Joder, nunca pensé que una tía como ella me iba a tener tan pillado. Se llama Laura, una morena de curvas que te dejan la polla tiesa solo con una mirada. Alta, con el pelo suelto cayéndole por la espalda, ojos verdes que te perforan el alma y una sonrisa de cabrona que dice «yo mando aquí». La conocí en una app de citas, de esas donde la gente busca rollo sin complicaciones. Yo era el típico pringado de treinta y pico, currando en una oficina de mierda, soltero porque no me atrevía a soltar mis fantasías más retorcidas. Siempre había sido un reprimido de cojones: me ponía a mil pensando en mujeres que me dominaran, que me hicieran su puto juguete, pero nunca lo había probado. Ella, en cambio, parecía salida de un sueño húmedo, con fotos en las que posaba en lencería negra, el culo marcado y una pose que gritaba poder.

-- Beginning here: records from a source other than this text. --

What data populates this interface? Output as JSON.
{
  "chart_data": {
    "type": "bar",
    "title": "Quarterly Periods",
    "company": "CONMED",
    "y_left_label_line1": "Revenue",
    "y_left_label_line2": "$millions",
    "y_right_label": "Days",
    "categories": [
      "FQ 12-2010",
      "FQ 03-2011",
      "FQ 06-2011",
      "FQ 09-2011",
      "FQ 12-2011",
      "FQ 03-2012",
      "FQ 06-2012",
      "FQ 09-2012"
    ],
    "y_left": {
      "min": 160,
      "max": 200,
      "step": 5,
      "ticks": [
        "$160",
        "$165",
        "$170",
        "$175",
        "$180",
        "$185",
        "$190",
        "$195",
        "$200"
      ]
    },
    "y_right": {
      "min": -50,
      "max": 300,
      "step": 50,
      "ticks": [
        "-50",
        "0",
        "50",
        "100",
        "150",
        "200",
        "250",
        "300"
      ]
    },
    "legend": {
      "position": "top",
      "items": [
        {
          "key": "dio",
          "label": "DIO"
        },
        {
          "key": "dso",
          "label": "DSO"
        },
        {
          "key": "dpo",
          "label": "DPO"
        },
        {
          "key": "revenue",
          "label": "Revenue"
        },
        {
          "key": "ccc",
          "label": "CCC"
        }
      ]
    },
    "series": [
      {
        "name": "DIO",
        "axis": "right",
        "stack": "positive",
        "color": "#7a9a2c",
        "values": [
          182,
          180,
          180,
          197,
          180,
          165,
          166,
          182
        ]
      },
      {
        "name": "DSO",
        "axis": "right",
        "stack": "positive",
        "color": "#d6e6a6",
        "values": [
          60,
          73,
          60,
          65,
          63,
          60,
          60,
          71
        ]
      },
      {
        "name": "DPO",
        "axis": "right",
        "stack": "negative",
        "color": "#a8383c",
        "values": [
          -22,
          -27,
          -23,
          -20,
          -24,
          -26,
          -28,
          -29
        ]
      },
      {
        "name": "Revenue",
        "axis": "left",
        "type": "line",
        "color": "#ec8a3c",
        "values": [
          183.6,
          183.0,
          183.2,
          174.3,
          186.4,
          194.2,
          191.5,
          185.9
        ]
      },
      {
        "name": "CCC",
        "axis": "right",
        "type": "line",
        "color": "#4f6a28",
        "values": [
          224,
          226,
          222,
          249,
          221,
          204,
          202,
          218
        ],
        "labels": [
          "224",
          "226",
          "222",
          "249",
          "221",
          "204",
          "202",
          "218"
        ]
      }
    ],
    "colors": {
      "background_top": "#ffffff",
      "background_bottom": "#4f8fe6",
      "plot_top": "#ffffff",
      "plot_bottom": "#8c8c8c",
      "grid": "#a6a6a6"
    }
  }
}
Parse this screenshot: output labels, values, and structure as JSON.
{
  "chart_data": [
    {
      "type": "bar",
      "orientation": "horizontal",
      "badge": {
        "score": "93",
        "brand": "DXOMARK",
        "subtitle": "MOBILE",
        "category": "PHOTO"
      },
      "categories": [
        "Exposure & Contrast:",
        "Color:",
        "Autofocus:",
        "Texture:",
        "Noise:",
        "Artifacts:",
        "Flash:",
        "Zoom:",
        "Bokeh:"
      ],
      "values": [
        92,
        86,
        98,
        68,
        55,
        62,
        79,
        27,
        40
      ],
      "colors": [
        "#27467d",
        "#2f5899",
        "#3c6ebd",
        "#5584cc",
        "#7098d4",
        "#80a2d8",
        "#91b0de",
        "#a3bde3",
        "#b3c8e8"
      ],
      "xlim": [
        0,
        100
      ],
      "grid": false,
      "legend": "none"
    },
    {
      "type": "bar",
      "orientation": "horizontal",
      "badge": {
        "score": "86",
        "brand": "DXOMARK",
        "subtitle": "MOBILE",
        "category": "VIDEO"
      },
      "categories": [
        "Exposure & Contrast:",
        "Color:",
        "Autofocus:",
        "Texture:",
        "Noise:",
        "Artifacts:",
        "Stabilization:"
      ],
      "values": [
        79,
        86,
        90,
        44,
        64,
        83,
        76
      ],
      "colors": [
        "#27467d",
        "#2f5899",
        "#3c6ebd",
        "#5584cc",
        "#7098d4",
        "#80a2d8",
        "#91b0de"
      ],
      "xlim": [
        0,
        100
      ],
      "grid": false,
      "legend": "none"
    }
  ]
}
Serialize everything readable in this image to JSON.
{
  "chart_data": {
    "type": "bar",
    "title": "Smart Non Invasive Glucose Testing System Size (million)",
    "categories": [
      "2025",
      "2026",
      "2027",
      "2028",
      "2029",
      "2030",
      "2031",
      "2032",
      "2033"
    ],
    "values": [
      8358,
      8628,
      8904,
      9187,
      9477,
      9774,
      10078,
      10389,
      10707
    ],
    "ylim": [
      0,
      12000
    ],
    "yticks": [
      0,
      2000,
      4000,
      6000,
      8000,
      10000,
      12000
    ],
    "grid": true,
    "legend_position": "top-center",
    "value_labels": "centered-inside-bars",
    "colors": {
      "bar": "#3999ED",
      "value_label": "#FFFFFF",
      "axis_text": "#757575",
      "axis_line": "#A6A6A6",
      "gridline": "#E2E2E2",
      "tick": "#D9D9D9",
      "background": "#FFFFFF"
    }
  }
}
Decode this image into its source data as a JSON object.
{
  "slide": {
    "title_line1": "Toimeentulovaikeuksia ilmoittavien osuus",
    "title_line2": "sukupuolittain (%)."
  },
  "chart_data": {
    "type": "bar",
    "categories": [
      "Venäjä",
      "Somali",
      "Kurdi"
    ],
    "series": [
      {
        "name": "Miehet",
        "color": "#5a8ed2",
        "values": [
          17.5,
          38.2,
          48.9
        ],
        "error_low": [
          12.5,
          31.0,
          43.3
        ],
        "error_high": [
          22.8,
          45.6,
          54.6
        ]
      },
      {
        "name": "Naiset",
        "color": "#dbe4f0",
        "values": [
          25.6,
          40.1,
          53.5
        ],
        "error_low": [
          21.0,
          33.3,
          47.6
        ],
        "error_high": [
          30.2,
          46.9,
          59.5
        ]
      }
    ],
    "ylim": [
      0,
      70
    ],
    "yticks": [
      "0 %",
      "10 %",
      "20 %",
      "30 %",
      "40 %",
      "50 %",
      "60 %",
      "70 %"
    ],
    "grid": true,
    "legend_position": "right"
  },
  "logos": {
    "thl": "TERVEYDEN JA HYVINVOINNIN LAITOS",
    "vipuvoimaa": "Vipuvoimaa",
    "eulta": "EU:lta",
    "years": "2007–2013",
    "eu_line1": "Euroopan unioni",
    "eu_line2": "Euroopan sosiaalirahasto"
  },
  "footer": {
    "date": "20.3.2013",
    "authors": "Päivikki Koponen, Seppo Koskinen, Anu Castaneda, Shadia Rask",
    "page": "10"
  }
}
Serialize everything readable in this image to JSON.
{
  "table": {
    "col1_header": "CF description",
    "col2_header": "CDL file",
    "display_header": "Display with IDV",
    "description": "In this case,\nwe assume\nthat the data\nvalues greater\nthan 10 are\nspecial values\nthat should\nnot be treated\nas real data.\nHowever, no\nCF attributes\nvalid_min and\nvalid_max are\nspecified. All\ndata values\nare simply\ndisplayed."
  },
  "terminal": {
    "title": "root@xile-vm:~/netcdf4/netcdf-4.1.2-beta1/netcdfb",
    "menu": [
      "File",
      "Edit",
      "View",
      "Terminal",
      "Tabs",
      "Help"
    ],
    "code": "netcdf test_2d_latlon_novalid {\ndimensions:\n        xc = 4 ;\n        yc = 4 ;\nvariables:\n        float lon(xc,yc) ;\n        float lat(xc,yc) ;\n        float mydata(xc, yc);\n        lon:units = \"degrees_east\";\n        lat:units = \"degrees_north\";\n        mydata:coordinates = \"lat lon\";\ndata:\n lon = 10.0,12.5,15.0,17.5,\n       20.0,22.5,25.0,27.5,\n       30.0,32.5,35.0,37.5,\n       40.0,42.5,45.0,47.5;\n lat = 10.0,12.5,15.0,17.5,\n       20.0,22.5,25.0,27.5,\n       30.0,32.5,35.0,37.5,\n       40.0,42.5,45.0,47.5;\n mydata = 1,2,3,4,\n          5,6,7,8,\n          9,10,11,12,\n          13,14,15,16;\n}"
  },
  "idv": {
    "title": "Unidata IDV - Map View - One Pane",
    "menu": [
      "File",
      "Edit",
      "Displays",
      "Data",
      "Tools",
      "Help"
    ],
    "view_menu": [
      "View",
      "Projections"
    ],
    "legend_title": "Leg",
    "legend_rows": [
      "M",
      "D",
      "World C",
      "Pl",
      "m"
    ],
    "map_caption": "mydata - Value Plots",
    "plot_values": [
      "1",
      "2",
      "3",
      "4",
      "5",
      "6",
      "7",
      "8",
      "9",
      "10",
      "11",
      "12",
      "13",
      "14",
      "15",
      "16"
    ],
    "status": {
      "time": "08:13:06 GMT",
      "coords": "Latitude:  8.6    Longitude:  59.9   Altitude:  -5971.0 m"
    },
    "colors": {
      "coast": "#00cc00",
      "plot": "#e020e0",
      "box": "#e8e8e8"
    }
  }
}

Empezamos chateando, tonterías al principio. «Qué guapo», «me encanta tu sonrisa», pero pronto la cosa se puso picante. Yo solté que me gustaba que me mandaran, que tenía rollos de sumisión en la cabeza. Ella no se cortó: «Ah, ¿un sumisito? Me encanta romper tíos como tú. Si te portas bien, te enseño lo que es rendirte de verdad». Joder, me empalmé solo leyéndolo. Quedamos en un bar cutre del centro, uno de esos con luces tenues y música de fondo. Llegó con un vestido rojo ajustado que le marcaba las tetas y el coño como si nada, tacones que la hacían parecer una diosa. Me dio un beso en la mejilla y ya me susurró al oído: «Esta noche vas a ser mío, pero si algo no te mola, di ‘rojo’ y paramos. ¿Entendido, putito?». Asentí como un idiota, el corazón latiéndome a mil. Sabía que me tenía pillado desde el minuto uno. Cenamos, charlamos de todo, pero ella dirigía la conversación, me hacía confesar chorradas sobre mis fantasías. «Dime, ¿te excita que te humille? ¿Que te diga que tu polla es mía?». Me ponía malo solo de mirarla, de oler su perfume mezclado con algo salvaje. Al final de la noche, me invitó a su piso. «Vas a dormir a mis pies, literal», dijo riendo. Entramos y ya empecé a sentirlo: el juego había empezado, y yo estaba jodidamente dispuesto a rendirme.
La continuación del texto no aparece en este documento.